A liderança camarária socialista indicou hoje que a taxa de Proteção Civil terá valores semelhantes aos da Taxa Municipal de Conservação de Esgotos (que deixará de existir isoladamente e será integrada na taxa de saneamento), pelo que os munícipes em geral não terão mais despesa do que este ano.

Considerando apenas o ano de 2015, prevê-se receber 26,4 milhões com a nova tarifa de resíduos urbanos e 48 milhões com a tarifa de saneamento.
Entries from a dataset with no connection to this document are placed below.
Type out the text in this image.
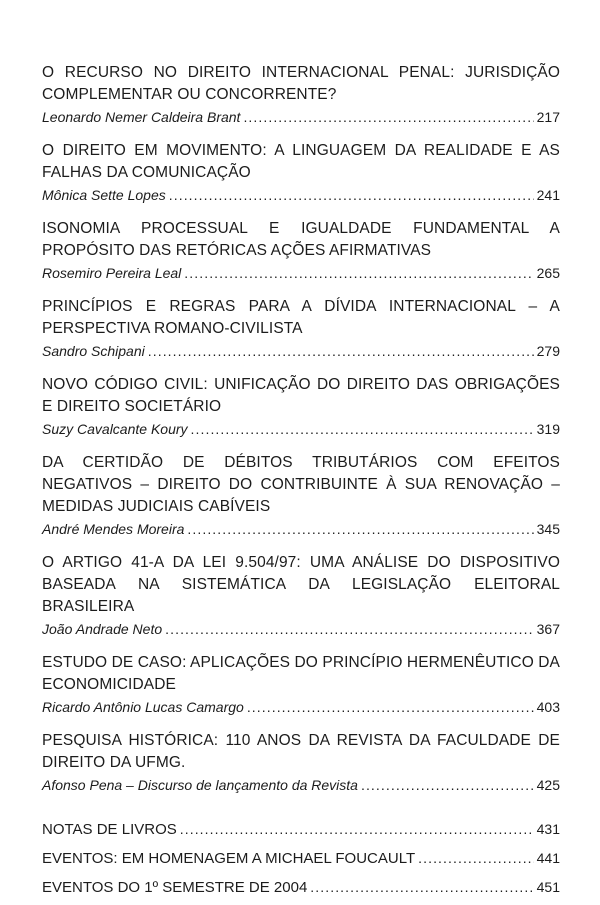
O RECURSO NO DIREITO INTERNACIONAL PENAL: JURISDIÇÃO COMPLEMENTAR OU CONCORRENTE?
Leonardo Nemer Caldeira Brant . . .	217
O DIREITO EM MOVIMENTO: A LINGUAGEM DA REALIDADE E AS FALHAS DA COMUNICAÇÃO
Mônica Sette Lopes . . .	241
ISONOMIA PROCESSUAL E IGUALDADE FUNDAMENTAL A PROPÓSITO DAS RETÓRICAS AÇÕES AFIRMATIVAS
Rosemiro Pereira Leal . . .	265
PRINCÍPIOS E REGRAS PARA A DÍVIDA INTERNACIONAL – A PERSPECTIVA ROMANO-CIVILISTA
Sandro Schipani . . .	279
NOVO CÓDIGO CIVIL: UNIFICAÇÃO DO DIREITO DAS OBRIGAÇÕES E DIREITO SOCIETÁRIO
Suzy Cavalcante Koury . . .	319
DA CERTIDÃO DE DÉBITOS TRIBUTÁRIOS COM EFEITOS NEGATIVOS – DIREITO DO CONTRIBUINTE À SUA RENOVAÇÃO – MEDIDAS JUDICIAIS CABÍVEIS
André Mendes Moreira . . .	345
O ARTIGO 41-A DA LEI 9.504/97: UMA ANÁLISE DO DISPOSITIVO BASEADA NA SISTEMÁTICA DA LEGISLAÇÃO ELEITORAL BRASILEIRA
João Andrade Neto . . .	367
ESTUDO DE CASO: APLICAÇÕES DO PRINCÍPIO HERMENÊUTICO DA ECONOMICIDADE
Ricardo Antônio Lucas Camargo . . .	403
PESQUISA HISTÓRICA: 110 ANOS DA REVISTA DA FACULDADE DE DIREITO DA UFMG.
Afonso Pena – Discurso de lançamento da Revista . . .	425
NOTAS DE LIVROS . . .	431
EVENTOS: EM HOMENAGEM A MICHAEL FOUCAULT . . .	441
EVENTOS DO 1º SEMESTRE DE 2004 . . .	451
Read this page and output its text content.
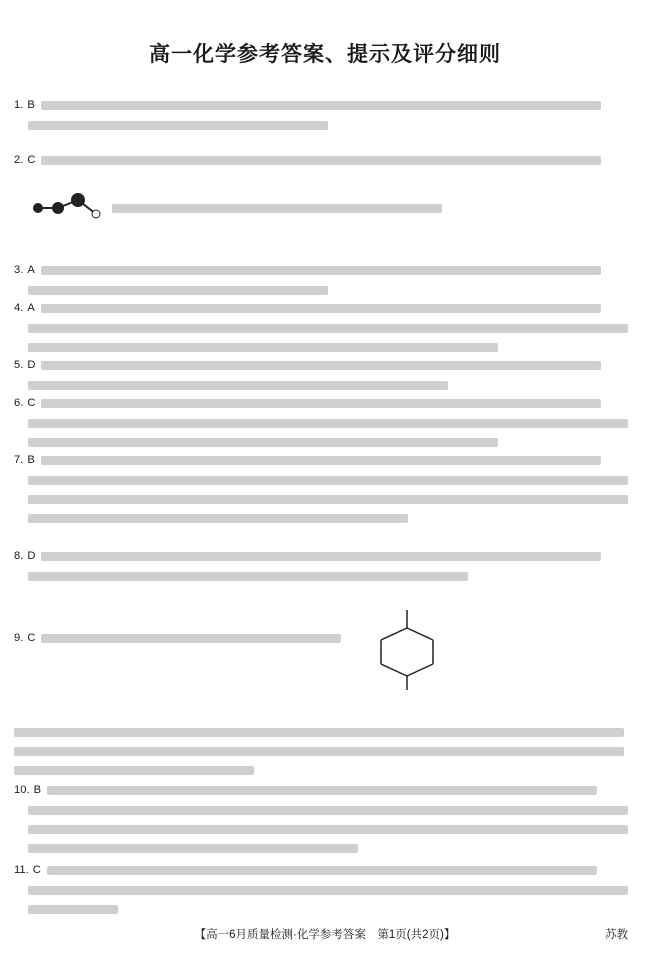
高一化学参考答案、提示及评分细则
1. B
2. C

3. A
4. A
5. D
6. C
7. B
8. D
9. C
10. B
11. C
【高一6月质量检测·化学参考答案　第1页(共2页)】	苏教
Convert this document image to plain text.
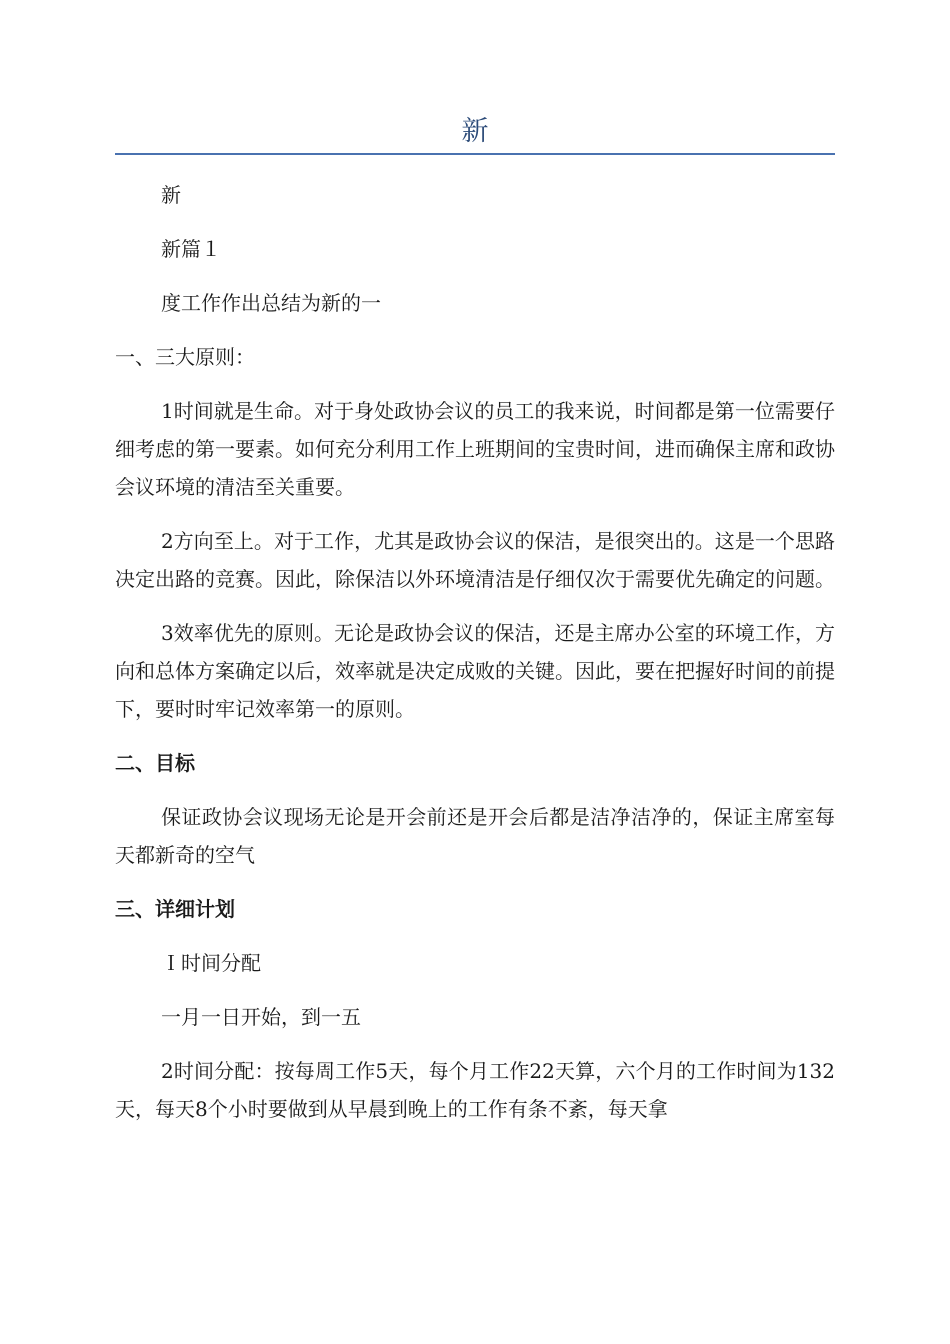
新

新

新篇１

度工作作出总结为新的一

一、三大原则：

1时间就是生命。对于身处政协会议的员工的我来说，时间都是第一位需要仔细考虑的第一要素。如何充分利用工作上班期间的宝贵时间，进而确保主席和政协会议环境的清洁至关重要。

2方向至上。对于工作，尤其是政协会议的保洁，是很突出的。这是一个思路决定出路的竞赛。因此，除保洁以外环境清洁是仔细仅次于需要优先确定的问题。

3效率优先的原则。无论是政协会议的保洁，还是主席办公室的环境工作，方向和总体方案确定以后，效率就是决定成败的关键。因此，要在把握好时间的前提下，要时时牢记效率第一的原则。

二、目标

保证政协会议现场无论是开会前还是开会后都是洁净洁净的，保证主席室每天都新奇的空气

三、详细计划

Ｉ时间分配

一月一日开始，到一五

2时间分配：按每周工作5天，每个月工作22天算，六个月的工作时间为132天，每天8个小时要做到从早晨到晚上的工作有条不紊，每天拿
As duas tarifas autonomizam-se no próximo ano na fatura da água, quando antes eram cobradas em conjunto.

Para este ano estimava-se uma receita de 20,8 milhões com a conservação de esgotos e de 28,2 milhões com o saneamento.

Ainda na receita, espera-se obter 22,9 milhões (menos 131,5 milhões do que em 2014) com a venda de terrenos, habitações, edifícios e outros bens de investimento.

Numa apresentação do documento, nos Paços do Concelho, o presidente da autarquia, António Costa, destacou quatro grandes áreas de investimento: requalificação do espaço público e do edificado (92 milhões), serviços urbanos e manutenção da cidade (87 milhões), direitos sociais (36 milhões) e cultura (28 milhões).

A reabilitação da frente ribeirinha e de outras zonas históricas (5,7 milhões), o plano de drenagem (1,7 milhões), a recuperação do Capitólio (1,7 milhões) e o programa de construção de escolas (17,8 milhões) foram alguns dos investimentos apontados.

Na despesa nota-se também um aumento das verbas afetas à assembleia municipal, que passam de cerca de 510 mil euros este ano para 800.200 euros em 2015. Dentro deste montante, 581 mil euros referem-se às despesas com pessoal.

O orçamento da Câmara de Lisboa para o próximo ano é de cerca de 698,5 milhões de euros, menos 29,7 milhões do que o aprovado para este ano. O executivo deveria ter levado o documento à Assembleia Municipal de forma a estar aprovado até ao final do mês de outubro, segundo a Lei das Finanças Locais, mas orçamento terá ainda de ser debatido na Câmara.

A dívida do município diminuiu 422 milhões de euros entre 2007 e 2013.